Am Produktionsstandort der Tochterfirma EvoBus GmbH in Neu-Ulm wurde vor kurzem das Sintratec S2 System vorgestellt. Schon jetzt werden bei Daimler additiv gefertigte Druckteile in Innenräumen von Omnibussen verbaut. Dieser Bereich soll in naher Zukunft stark ausgebaut werden. Statt über externe Dienstleister will Daimler Buses ab 2020 erste Servicestützpunkte zu eigenen 3D-Druckzentren für Ersatzteile und individualisierte Bauteile aufbauen. Eine ökonomisch und ökologisch sinnvolle Strategie- Die Produktion und Auslieferung eines 3D-Druckteils dauert nur ein paar Tage statt mehrerer Monate. Logistikkosten können stark reduziert werden, und zudem entsteht durch diese Fertigungstechnologie deutlich weniger Abfall.

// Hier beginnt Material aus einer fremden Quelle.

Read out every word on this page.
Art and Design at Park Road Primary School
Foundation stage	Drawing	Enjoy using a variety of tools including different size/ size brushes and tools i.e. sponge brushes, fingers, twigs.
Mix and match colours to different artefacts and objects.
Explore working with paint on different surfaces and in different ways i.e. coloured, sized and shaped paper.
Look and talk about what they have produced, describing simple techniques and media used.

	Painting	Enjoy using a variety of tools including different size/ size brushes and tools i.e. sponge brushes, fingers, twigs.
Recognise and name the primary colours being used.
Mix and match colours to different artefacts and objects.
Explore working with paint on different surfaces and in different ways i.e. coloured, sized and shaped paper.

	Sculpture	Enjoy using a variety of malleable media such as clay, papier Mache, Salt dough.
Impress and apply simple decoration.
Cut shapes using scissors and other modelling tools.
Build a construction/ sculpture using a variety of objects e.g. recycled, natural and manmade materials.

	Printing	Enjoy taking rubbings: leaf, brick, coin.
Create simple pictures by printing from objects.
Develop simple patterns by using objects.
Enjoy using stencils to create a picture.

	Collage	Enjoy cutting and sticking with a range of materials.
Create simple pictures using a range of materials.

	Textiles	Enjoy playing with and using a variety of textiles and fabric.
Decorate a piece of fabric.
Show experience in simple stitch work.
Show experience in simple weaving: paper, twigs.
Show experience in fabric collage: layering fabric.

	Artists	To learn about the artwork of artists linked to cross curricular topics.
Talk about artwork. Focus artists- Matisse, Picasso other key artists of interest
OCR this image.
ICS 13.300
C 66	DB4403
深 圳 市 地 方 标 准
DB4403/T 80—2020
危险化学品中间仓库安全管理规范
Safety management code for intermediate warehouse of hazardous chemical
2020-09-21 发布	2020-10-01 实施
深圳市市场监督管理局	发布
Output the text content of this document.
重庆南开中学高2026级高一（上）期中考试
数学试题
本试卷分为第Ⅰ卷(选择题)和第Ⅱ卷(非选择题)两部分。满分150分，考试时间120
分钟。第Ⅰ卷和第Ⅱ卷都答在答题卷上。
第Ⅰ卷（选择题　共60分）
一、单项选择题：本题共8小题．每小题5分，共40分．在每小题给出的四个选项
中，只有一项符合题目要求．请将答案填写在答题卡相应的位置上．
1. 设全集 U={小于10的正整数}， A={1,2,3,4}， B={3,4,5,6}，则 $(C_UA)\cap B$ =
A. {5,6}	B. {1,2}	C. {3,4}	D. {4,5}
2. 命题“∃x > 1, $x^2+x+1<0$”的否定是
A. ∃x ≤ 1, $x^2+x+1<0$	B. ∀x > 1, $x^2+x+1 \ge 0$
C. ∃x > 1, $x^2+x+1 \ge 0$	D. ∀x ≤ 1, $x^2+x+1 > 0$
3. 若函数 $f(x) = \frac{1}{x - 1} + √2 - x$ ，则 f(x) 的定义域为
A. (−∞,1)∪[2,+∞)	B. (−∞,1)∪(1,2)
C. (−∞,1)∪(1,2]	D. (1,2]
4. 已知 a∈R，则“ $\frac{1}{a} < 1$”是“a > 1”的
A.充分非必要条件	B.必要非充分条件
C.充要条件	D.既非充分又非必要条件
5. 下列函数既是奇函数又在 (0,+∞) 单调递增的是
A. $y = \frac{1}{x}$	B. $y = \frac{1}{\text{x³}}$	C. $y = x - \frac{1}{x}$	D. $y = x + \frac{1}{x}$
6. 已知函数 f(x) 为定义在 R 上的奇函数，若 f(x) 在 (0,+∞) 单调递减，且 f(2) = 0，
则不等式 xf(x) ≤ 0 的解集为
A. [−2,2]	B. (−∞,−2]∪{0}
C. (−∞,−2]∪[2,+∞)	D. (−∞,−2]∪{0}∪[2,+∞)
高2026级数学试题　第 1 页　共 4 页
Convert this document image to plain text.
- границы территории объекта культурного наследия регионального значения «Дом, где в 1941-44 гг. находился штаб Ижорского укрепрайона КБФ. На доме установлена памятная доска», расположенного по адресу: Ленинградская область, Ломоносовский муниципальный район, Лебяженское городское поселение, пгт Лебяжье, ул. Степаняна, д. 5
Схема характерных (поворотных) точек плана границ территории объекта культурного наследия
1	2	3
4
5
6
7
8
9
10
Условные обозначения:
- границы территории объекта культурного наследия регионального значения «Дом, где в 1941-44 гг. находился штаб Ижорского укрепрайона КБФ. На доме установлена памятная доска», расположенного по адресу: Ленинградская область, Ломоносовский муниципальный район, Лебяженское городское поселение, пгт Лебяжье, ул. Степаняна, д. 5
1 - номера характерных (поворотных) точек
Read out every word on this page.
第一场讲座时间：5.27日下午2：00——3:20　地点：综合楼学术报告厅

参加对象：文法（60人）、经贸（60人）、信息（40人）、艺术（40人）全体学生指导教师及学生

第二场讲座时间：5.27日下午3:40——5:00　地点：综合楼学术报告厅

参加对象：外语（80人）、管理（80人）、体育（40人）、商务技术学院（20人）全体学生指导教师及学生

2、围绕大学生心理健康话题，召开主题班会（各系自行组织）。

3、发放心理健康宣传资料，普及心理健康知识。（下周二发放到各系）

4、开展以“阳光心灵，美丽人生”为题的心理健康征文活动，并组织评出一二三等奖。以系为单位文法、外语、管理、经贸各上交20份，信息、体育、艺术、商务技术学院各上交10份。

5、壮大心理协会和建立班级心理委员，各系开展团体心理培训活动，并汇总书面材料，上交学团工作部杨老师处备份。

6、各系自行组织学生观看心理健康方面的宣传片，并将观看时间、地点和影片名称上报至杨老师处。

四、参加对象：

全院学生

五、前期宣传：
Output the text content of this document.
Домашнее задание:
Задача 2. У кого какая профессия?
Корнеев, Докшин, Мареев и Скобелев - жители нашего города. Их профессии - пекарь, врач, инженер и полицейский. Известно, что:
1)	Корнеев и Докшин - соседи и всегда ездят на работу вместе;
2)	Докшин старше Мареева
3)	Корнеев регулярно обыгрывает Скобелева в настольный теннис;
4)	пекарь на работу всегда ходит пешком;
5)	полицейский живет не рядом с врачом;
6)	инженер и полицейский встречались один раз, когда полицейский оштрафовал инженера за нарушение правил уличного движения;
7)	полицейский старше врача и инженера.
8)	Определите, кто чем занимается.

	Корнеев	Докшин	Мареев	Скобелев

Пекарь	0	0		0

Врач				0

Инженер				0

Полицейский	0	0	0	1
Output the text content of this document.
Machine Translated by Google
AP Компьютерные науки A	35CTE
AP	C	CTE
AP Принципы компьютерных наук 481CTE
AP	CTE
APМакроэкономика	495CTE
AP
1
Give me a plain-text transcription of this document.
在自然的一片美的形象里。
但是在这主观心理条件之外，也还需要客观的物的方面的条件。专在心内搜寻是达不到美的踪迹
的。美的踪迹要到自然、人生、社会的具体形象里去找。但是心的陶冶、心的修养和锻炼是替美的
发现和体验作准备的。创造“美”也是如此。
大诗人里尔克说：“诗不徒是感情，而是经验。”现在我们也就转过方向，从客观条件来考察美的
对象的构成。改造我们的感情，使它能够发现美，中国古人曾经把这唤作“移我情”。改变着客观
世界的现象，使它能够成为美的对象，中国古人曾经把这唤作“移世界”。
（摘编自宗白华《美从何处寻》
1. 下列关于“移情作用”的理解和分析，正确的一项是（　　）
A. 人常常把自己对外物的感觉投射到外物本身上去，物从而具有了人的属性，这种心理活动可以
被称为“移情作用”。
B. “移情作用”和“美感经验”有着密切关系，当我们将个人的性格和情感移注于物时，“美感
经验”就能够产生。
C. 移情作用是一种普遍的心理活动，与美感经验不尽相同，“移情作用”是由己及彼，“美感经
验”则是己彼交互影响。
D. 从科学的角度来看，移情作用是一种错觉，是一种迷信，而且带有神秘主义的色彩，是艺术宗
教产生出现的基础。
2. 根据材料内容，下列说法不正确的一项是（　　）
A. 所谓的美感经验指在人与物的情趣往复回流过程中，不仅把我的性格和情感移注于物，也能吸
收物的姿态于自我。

Mit dem modularen S2 System bietet das Schweizer Unternehmen Sintratec eine Gesamtlösung im Bereich des selektiven Lasersinterns (SLS). Das System soll von Daimler Buses zur Vermittlung von Technologie-Know-how in Neu-Ulm Einsatz finden und – dank des vereinfachten Materialwechsels – die Optimierung und Neuentwicklung der pulverförmigen Druckmaterialien vorantreiben. Sintratec ist stolz auf diese Zusammenarbeit und freut sich, in Zukunft aktiv zur Digitalisierung in der Busbranche beitragen zu können.